My BFF who lives in Toronto is having issues with her doctor, and has been for ages–let’s just say he’s not good with women and womens issues and leave it at that. But finding a doctor accepting patients is really hard, and so far she hasn’t had any luck. I’m sure she could be looking harder, you can always try harder, but I know she’s putting WAY more effort in to finding a new doctor than I’d ever have to try here in the US. Here I just.. call any other doctor and BAM I have a new doctor.

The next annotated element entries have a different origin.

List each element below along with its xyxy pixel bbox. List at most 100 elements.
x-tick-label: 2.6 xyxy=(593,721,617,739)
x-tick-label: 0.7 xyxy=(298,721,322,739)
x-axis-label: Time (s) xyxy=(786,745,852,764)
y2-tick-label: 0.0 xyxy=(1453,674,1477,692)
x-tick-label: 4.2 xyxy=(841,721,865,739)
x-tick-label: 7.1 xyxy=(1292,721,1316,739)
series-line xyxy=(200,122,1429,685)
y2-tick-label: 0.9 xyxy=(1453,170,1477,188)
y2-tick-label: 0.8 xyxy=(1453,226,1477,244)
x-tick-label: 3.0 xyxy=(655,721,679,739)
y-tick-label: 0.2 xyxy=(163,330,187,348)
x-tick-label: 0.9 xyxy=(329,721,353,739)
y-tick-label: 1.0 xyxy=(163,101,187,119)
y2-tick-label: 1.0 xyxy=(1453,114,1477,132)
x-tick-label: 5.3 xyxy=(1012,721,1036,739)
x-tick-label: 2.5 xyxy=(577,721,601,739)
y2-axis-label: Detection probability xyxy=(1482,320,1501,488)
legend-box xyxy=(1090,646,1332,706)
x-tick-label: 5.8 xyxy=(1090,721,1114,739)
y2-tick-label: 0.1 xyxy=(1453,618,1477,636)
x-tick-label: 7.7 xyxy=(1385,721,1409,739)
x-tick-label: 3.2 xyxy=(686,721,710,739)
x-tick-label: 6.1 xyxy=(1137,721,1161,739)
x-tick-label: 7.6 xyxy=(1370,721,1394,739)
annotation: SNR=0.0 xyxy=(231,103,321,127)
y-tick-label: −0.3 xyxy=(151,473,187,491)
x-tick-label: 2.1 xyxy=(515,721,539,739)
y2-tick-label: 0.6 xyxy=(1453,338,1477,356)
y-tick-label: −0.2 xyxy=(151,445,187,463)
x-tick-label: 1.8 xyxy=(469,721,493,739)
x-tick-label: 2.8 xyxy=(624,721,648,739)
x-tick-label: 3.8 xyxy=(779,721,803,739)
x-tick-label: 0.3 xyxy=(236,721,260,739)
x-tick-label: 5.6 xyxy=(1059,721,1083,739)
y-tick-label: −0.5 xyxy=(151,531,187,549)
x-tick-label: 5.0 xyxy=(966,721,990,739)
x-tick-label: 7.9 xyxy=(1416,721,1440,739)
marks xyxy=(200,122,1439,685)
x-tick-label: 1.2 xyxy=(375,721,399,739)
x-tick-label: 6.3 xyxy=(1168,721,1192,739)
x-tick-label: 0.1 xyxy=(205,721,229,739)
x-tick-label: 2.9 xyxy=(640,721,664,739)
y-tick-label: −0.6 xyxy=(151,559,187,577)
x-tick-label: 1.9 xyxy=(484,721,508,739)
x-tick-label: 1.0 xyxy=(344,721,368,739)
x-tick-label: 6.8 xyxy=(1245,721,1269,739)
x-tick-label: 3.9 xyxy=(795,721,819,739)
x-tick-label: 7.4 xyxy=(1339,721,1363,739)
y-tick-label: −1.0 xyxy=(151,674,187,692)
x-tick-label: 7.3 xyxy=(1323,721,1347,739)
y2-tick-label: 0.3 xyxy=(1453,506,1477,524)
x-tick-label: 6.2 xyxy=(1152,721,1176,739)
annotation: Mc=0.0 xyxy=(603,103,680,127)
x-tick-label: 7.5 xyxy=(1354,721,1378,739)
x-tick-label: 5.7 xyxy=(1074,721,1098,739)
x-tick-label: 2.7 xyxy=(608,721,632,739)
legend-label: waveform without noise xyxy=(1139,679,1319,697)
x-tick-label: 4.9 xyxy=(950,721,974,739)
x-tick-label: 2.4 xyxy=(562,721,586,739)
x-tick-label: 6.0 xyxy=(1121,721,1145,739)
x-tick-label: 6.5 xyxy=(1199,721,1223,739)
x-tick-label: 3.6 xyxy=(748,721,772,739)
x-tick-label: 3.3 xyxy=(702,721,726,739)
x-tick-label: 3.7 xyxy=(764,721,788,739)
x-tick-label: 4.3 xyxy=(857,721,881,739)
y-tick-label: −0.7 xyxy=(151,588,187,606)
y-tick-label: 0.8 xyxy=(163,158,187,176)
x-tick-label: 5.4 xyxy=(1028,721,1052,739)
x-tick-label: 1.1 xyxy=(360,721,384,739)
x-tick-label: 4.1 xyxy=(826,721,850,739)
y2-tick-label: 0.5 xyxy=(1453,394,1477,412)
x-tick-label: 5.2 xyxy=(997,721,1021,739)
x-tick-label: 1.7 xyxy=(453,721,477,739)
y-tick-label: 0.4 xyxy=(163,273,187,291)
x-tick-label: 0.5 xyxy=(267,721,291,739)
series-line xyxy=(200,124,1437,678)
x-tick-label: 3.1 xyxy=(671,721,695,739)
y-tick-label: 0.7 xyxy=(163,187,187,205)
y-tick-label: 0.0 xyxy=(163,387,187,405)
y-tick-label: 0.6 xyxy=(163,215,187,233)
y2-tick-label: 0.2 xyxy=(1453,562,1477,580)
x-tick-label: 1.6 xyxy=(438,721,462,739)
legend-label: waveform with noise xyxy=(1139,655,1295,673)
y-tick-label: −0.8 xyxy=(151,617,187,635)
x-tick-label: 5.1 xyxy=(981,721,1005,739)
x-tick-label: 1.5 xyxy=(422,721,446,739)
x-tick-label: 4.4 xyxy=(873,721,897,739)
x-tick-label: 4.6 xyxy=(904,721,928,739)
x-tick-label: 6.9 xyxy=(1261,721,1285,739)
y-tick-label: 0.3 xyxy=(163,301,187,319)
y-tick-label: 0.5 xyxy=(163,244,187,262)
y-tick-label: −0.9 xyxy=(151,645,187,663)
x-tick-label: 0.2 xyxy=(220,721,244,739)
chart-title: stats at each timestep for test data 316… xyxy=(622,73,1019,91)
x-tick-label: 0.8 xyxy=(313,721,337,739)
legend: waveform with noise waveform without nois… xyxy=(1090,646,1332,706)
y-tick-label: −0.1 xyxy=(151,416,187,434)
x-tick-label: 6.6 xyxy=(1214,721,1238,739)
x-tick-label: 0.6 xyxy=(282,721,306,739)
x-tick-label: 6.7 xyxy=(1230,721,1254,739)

Do I think we have issues in the USA, when it comes to health care (and tax expenditure in general)? Oh hells yes. But universal healthcare is not a panacea either.
Post # 73
I’m not due for 2 more weeks, but I called our insurance company early on and learned that we would be responsible for our of pocket max. which was $2500. We ended up switching our insurance to a better plan and now we will be paying $0. Even with the increase in monthly charges, our premium increase is still less than what we would have paid if we were responsible for the $2500.
Post # 74
i dont have kids yet but my fee will be $0 because Canada. 🙂
Post # 75
Nationality is IMO not relevant. No place is better than the other. It all comes out in the wash some how some where. Whether it be taxes or whatever. As my mother always says, “Nothing is ever FREE”.
In the U.S.A. it is so highly variable. Working for an health insurance company, worse case scenario for ME is $2600 for any and all medical costs per year. But then I get $750 a year from my employer so that makes worse case $1850. But if I were on welfare I could get food stamps, free cell phones, discounted childcare, free health insurance. But I wouldnt say life would be EASY just because it was free. Lol.
Things change so much in health care here. My once $300+ for my preferred BC for 3 mos (nuvaring) is now free by law. Heck now college is essentially FREE in the state of Tennessee. But some how someone is paying the pretty penny.